Kent pleads guilty as sexual assault trial set to begin
As a judge, Samuel Kent probably saw many defendants take a last minute plea agreement as jurors filed into the courthouse. This time it was Kent himself that pleaded guilty just as a jury was being selected to hear charges that he sexually assaulted female employees.
Kent, a federal judge for the Southern District of Texas, pleaded guilty to one count of obstruction of justice in exchange for the dismissal of five felony charges brought two female employees who said he groped them and made unwanted sexual advances while they worked at the courthouse.
Kent also retired from the bench, according to a story in the Houston Chronicle.
At a press conference, Kent's attorney Dick DeGuerin said the judge felt the agreement was in the best interest of all the parties.
"A trial would have been long, embarrassing and difficult for all involved," DeGuerin said.
Kent was indicted by a grand jury in August on charges of abusive sexual contact and attempted aggravated sexual abuse of a female employee, making him the first federal judge to be charged with federal sex crimes.
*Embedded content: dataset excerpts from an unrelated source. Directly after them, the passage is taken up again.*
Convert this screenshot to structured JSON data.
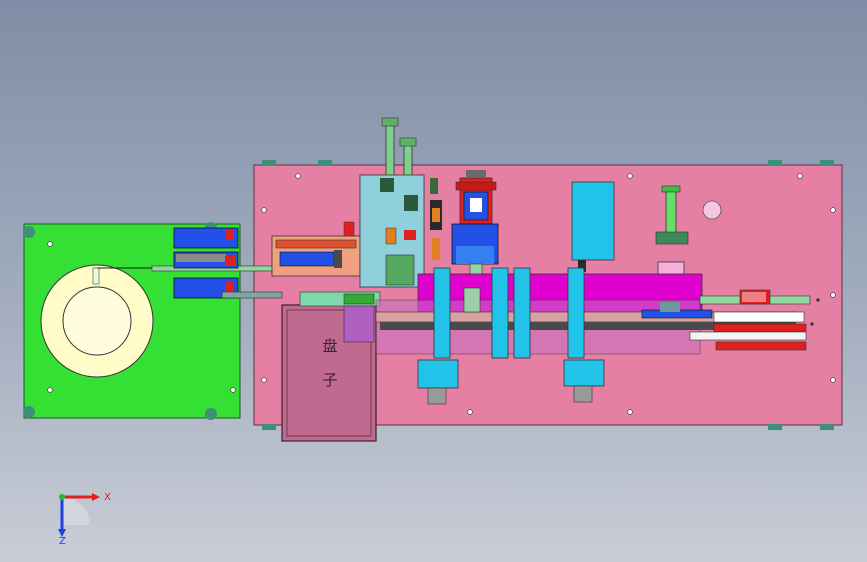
{
  "tray": {
    "label_line1": "盘",
    "label_line2": "子"
  },
  "axes": {
    "x_label": "X",
    "z_label": "Z"
  },
  "colors": {
    "background_top": "#7f8ea6",
    "base_plate": "#e57fa4",
    "feeder_plate": "#33e033",
    "reel": "#fffcc8",
    "rail": "#e000d0",
    "cyan_part": "#22c3e8",
    "blue_part": "#2250e8",
    "red_part": "#e02020",
    "tray": "#c06a90",
    "axis_x": "#e02020",
    "axis_y": "#20c020",
    "axis_z": "#2040e0"
  }
}
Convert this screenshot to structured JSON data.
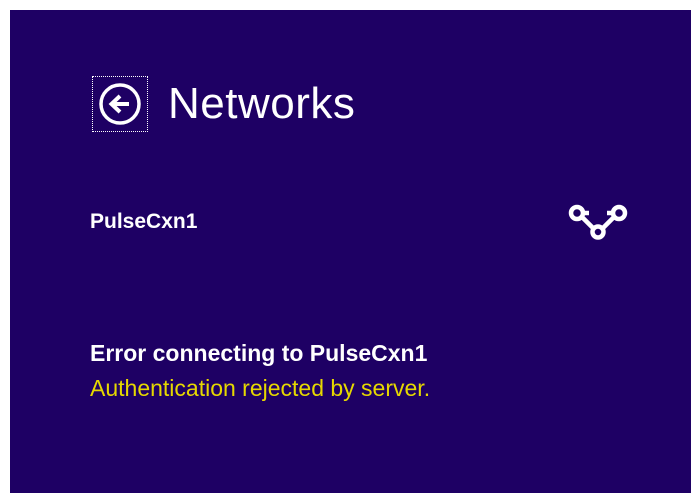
{
  "header": {
    "title": "Networks",
    "back_icon": "back-arrow-circle-icon"
  },
  "network": {
    "name": "PulseCxn1",
    "icon": "vpn-link-icon"
  },
  "error": {
    "title": "Error connecting to PulseCxn1",
    "detail": "Authentication rejected by server."
  },
  "colors": {
    "background": "#1e0064",
    "text": "#ffffff",
    "error_detail": "#e6d800"
  }
}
In January he was indicted on additional felony charges brought by another courthouse employee.
The second indictment also included an obstruction of justice charge for lying to a judicial review panel about the sexual allegations. It was the obstruction of justice charge that Kent pleaded guilty to on Feb. 23.
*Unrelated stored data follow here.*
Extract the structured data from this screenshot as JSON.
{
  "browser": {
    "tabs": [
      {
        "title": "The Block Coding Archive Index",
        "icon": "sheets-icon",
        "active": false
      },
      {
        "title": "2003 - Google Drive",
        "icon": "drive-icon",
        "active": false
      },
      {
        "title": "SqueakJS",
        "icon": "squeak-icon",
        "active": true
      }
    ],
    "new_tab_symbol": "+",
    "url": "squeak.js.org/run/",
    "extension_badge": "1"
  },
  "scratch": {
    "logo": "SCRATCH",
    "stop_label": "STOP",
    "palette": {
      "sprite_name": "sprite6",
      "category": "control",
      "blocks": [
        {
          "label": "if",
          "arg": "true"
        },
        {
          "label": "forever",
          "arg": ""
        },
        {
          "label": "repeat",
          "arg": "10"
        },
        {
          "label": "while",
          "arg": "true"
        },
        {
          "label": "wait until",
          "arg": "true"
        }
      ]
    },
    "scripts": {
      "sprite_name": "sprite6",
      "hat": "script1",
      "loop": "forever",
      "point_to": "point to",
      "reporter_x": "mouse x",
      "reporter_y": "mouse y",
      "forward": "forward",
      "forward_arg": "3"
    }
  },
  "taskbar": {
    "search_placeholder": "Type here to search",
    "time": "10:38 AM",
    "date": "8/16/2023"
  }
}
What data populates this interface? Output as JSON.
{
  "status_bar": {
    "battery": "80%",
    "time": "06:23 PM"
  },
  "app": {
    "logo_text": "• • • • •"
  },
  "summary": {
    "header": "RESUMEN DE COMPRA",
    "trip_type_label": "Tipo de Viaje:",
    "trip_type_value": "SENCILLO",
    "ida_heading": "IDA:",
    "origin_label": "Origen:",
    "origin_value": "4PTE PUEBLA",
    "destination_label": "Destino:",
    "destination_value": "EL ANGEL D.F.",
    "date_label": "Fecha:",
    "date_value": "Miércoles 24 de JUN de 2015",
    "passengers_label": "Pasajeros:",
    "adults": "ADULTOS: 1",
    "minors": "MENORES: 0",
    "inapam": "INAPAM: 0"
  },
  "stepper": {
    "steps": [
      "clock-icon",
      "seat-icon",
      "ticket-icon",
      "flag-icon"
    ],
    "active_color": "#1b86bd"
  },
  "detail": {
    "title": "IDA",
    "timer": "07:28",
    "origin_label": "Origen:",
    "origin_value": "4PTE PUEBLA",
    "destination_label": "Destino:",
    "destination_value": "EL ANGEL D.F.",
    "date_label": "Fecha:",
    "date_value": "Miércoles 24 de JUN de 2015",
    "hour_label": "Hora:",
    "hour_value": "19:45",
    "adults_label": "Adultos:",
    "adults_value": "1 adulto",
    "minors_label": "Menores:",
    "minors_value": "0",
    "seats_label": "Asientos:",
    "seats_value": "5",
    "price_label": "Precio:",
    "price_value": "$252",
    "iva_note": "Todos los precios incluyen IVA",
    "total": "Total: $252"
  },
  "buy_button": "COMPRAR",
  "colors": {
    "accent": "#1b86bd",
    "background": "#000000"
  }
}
He faces up to 20 years in prison on the obstruction charge, but according to the Chronicle, prosecutors have suggested a three year sentence. Senior U.S. District Judge Roger Vinson, who was appointed to handle the proceedings, is not bound by the prosecution's recommendation. Sentencing is scheduled for May.
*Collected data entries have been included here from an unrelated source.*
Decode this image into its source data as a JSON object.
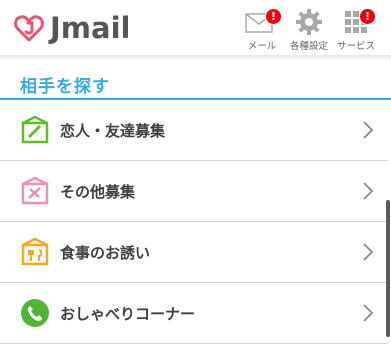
{
  "header": {
    "logo_text": "Jmail",
    "buttons": [
      {
        "label": "メール",
        "badge": "!",
        "icon": "mail-icon"
      },
      {
        "label": "各種設定",
        "badge": "",
        "icon": "gear-icon"
      },
      {
        "label": "サービス",
        "badge": "!",
        "icon": "grid-icon"
      }
    ]
  },
  "section": {
    "title": "相手を探す"
  },
  "items": [
    {
      "label": "恋人・友達募集",
      "icon": "notebook-pencil-icon",
      "color": "#5cbf2a"
    },
    {
      "label": "その他募集",
      "icon": "notebook-tools-icon",
      "color": "#f08fb5"
    },
    {
      "label": "食事のお誘い",
      "icon": "dining-icon",
      "color": "#f5a623"
    },
    {
      "label": "おしゃべりコーナー",
      "icon": "phone-icon",
      "color": "#52b53a"
    }
  ],
  "colors": {
    "accent": "#3aa8e0",
    "badge": "#e60012",
    "logo": "#e4566f"
  }
}
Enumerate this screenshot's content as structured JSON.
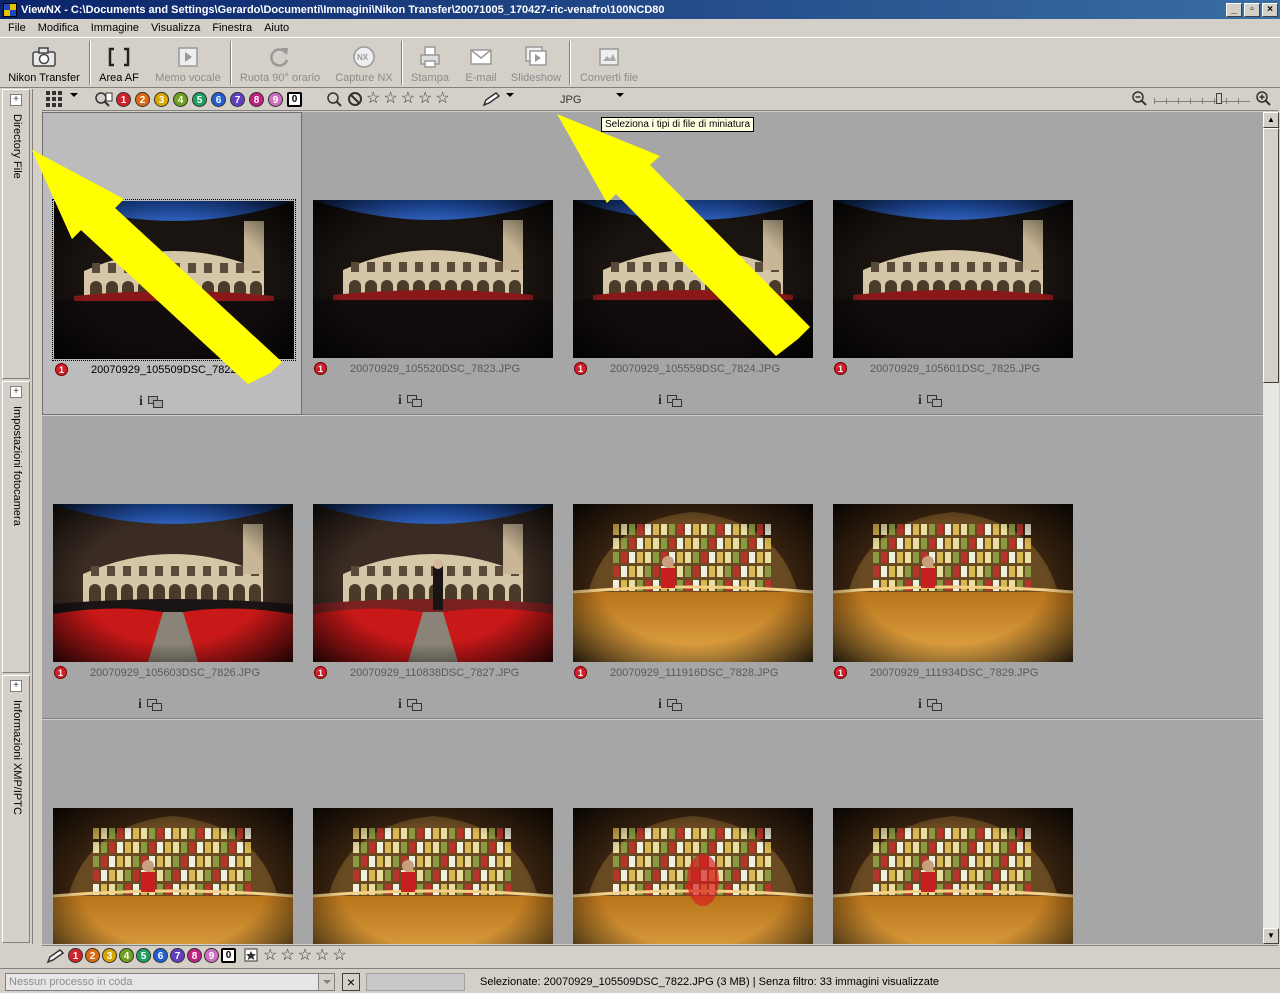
{
  "window": {
    "title": "ViewNX - C:\\Documents and Settings\\Gerardo\\Documenti\\Immagini\\Nikon Transfer\\20071005_170427-ric-venafro\\100NCD80",
    "min": "_",
    "max": "▫",
    "close": "×"
  },
  "menu": [
    "File",
    "Modifica",
    "Immagine",
    "Visualizza",
    "Finestra",
    "Aiuto"
  ],
  "toolbar": {
    "nikon_transfer": "Nikon Transfer",
    "area_af": "Area AF",
    "memo_vocale": "Memo vocale",
    "ruota": "Ruota 90° orario",
    "capture_nx": "Capture NX",
    "stampa": "Stampa",
    "email": "E-mail",
    "slideshow": "Slideshow",
    "converti": "Converti file"
  },
  "left_panels": [
    "Directory File",
    "Impostazioni fotocamera",
    "Informazioni XMP/IPTC"
  ],
  "filter": {
    "labels": [
      "1",
      "2",
      "3",
      "4",
      "5",
      "6",
      "7",
      "8",
      "9",
      "0"
    ],
    "label_colors": [
      "#d0202a",
      "#e06a10",
      "#d8a800",
      "#70a020",
      "#20a060",
      "#2060d0",
      "#6040c0",
      "#c02080",
      "#d070c0"
    ],
    "file_type": "JPG",
    "tooltip": "Seleziona i tipi di file di miniatura"
  },
  "thumbnails": [
    {
      "name": "20070929_105509DSC_7822.JPG",
      "label": "1",
      "scene": "cloister-dark",
      "selected": true
    },
    {
      "name": "20070929_105520DSC_7823.JPG",
      "label": "1",
      "scene": "cloister-dark",
      "selected": false
    },
    {
      "name": "20070929_105559DSC_7824.JPG",
      "label": "1",
      "scene": "cloister-dark",
      "selected": false
    },
    {
      "name": "20070929_105601DSC_7825.JPG",
      "label": "1",
      "scene": "cloister-dark",
      "selected": false
    },
    {
      "name": "20070929_105603DSC_7826.JPG",
      "label": "1",
      "scene": "cloister-path",
      "selected": false
    },
    {
      "name": "20070929_110838DSC_7827.JPG",
      "label": "1",
      "scene": "cloister-flowers",
      "selected": false
    },
    {
      "name": "20070929_111916DSC_7828.JPG",
      "label": "1",
      "scene": "bar",
      "selected": false
    },
    {
      "name": "20070929_111934DSC_7829.JPG",
      "label": "1",
      "scene": "bar",
      "selected": false
    },
    {
      "name": "",
      "label": "",
      "scene": "bar",
      "selected": false
    },
    {
      "name": "",
      "label": "",
      "scene": "bar",
      "selected": false
    },
    {
      "name": "",
      "label": "",
      "scene": "bar-blur",
      "selected": false
    },
    {
      "name": "",
      "label": "",
      "scene": "bar",
      "selected": false
    }
  ],
  "icons": {
    "info": "i"
  },
  "status": {
    "queue": "Nessun processo in coda",
    "cancel": "×",
    "text": "Selezionate: 20070929_105509DSC_7822.JPG (3 MB) | Senza filtro: 33 immagini visualizzate"
  }
}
Kent did not have to state his crimes in court, but signed a statement admitting he had non-consensual sex with two former female employees between 2003 and 2007, the Chronicle reported.
Kent, 59, was appointed by President George H.W. Bush in 1990 and was the sole district federal judge in Galveston for many years before being transferred to Houston.
Since he was appointed for life, he will continue to be on the federal payroll and receive retirment benefits unless he is impeached by Congress.